Apesar de o Brasil não ser no momento um país prioritário para as relações exteriores dos Estados Unidos, os efeitos da eleição de Donald Trump, confirmada nesta quarta-feira (6) devem ser sentidos na política externa do governo de Luiz Inácio Lula da Silva. A análise é de Barbara Motta, professora de Relações Internacionais da Universidade Federal do Sergige (UFS) e coordenadora do Observatório de Política Externa para o Brasil.
"Num primeiro momento a principal implicação é como o Brasil vai conseguir se posicionar no meio da guerra comercial entre China e Estados Unidos. Para o Brasil é importante manter boas relações comerciais e diplomáticas tanto com os Estados Unidos quanto com a China já que os dois países são parceiros econômicos importantes", diz ela ao Brasil de Fato.
Ela considera que Trump deve retomar a política utilizada em seu primeiro mandato, com a adoção de tarifas comerciais para chineses, assim como pressionar os aliados a fazerem o mesmo. Em um novo mandato, aponta Motta, essa pode ser uma pressão política dos EUA sobre o governo brasileiro.
"Os Estados Unidos entendem que a América Latina é a sua área exclusiva de influência e o Brasil é um dos grandes países dessa área. Essa pode ser uma pressão que o governo Trump venha a fazer no Brasil pra afastar o país e o bloco regional de uma relação comercial e diplomática estreita com a China."
Em seu terceiro mandato, Lula tem buscado fortalecer o Brics, e atuou para a expansão do grupo durante a cúpula realizada em outubro na Rússia. A coordenadora do Opeb aponta que o protagonismo do Brasil nessa frente, que fortalece a aliança do Sul Global, pode ser visto como ameaça pela administração Trump.

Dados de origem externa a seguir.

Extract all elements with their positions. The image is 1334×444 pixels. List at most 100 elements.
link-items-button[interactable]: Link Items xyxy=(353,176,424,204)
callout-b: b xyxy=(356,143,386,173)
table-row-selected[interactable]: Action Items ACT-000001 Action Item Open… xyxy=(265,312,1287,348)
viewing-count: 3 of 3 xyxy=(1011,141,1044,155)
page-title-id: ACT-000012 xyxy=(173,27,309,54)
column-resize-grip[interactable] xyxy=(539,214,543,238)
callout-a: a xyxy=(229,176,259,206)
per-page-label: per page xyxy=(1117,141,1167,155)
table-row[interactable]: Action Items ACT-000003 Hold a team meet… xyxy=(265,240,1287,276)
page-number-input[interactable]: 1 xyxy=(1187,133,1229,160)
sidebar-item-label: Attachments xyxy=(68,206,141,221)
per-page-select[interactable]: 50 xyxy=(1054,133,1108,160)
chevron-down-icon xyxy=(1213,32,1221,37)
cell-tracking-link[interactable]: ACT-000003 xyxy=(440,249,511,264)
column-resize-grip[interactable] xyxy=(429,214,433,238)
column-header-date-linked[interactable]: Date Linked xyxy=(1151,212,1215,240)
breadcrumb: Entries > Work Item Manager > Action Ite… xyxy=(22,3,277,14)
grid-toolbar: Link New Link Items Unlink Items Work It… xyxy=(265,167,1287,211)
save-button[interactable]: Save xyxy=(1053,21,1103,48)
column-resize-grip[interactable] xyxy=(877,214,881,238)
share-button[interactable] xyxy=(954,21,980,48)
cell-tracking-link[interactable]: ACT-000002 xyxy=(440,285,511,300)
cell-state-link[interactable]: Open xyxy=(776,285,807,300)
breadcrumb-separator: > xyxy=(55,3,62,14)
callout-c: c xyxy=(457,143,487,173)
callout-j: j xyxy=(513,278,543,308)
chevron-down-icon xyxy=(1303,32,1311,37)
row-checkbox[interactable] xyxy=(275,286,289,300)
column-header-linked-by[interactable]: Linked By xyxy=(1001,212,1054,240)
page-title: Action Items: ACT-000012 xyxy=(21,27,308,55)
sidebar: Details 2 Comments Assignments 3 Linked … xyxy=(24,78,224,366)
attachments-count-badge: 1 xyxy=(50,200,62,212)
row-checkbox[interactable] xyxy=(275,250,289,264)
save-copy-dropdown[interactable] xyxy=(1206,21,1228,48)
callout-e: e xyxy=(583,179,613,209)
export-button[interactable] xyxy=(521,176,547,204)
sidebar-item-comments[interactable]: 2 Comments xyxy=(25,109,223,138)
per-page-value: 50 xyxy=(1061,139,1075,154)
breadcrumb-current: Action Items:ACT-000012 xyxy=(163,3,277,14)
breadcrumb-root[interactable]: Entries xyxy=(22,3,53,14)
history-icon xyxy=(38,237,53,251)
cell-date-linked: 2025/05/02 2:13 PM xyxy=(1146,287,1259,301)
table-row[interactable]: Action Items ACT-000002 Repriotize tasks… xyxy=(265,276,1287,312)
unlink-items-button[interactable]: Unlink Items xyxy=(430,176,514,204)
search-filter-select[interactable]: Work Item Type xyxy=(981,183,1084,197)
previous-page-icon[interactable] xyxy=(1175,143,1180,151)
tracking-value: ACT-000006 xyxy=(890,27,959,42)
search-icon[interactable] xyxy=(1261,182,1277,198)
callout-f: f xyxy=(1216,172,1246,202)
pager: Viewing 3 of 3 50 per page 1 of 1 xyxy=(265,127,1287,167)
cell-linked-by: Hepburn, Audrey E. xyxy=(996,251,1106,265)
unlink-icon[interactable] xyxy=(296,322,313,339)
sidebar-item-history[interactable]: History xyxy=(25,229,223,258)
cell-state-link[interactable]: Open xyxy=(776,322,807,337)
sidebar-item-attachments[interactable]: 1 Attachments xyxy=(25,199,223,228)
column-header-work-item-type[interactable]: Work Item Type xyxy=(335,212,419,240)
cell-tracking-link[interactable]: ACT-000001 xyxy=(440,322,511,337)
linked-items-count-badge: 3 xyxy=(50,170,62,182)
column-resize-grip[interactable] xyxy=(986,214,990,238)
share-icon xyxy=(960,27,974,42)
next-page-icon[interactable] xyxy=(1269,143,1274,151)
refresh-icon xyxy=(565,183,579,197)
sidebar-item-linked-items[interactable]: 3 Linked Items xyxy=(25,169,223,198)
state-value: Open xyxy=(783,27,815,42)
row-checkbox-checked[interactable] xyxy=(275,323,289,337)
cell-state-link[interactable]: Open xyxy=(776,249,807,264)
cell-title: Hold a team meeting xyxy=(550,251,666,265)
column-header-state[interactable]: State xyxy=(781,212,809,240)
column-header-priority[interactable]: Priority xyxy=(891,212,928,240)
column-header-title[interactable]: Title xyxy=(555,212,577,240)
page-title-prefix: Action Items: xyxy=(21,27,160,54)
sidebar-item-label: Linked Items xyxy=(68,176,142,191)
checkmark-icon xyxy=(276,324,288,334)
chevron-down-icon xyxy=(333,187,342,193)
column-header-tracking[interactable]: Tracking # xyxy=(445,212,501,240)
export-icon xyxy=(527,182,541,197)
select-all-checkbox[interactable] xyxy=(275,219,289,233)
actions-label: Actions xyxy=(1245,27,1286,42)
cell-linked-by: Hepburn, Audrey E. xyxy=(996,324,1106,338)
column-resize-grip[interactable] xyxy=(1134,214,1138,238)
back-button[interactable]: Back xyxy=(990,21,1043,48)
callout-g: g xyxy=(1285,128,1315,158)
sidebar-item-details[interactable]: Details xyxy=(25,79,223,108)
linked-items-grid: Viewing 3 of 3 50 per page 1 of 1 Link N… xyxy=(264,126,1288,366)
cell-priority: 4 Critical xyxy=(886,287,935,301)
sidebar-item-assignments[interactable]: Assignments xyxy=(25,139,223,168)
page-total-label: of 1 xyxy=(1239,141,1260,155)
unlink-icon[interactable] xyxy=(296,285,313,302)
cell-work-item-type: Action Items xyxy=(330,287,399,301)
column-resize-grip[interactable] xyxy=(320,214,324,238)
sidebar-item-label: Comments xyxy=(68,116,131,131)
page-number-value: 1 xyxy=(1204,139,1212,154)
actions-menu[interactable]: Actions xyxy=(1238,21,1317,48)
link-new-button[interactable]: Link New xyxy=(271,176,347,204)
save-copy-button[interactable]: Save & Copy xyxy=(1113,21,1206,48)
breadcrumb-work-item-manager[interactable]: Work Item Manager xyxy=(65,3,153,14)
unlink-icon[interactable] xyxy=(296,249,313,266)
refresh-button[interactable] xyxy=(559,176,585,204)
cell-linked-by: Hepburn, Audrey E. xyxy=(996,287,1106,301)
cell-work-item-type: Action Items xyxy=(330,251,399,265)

"O Brics vem da busca desses países pensarem outra geometria nas relações internacionais e tentar melhor se posicionar frente aos principais centros de poder internacional que são Estados Unidos e Europa. Talvez o Brasil possa ser singularizado na região justamente por essa tentativa de se movimentar nas relações internacionais buscando arranjos alternativos que componham com outros países do Sul global como China e Rússia e que vão ser enfatizados pelo governo Trump como inimigos."
Lula cumprimentou Trump por sua vitória, em um indicativo de que o Brasil não deve iniciar a relação com os Estados Unidos em um tom de animosidade. O esforço da diplomacia brasileira, nesse momento, é para manter as relações entre os países no padrão de normalidade. Mas isso depende de como a administração Trump vai interferir nos assuntos políticos e econômicos da região, fomentando mudanças políticas e fortalecendo governos de extrema direita na região, como o de Javier Miliei na Argentina.
"Quando eu falo processo de mudança de regime eu estou pensando na questão da Venezuela e nas conversas entre Trump e Bolsonaro. A depender de como o Trump desenha a sua política externa pra região, é possível que esses atritos surjam em uma dinâmica de reação ao que o Brasil vê como inaceitável, e não necessariamente atritos iniciados pelo governo ou pela diplomacia brasileira."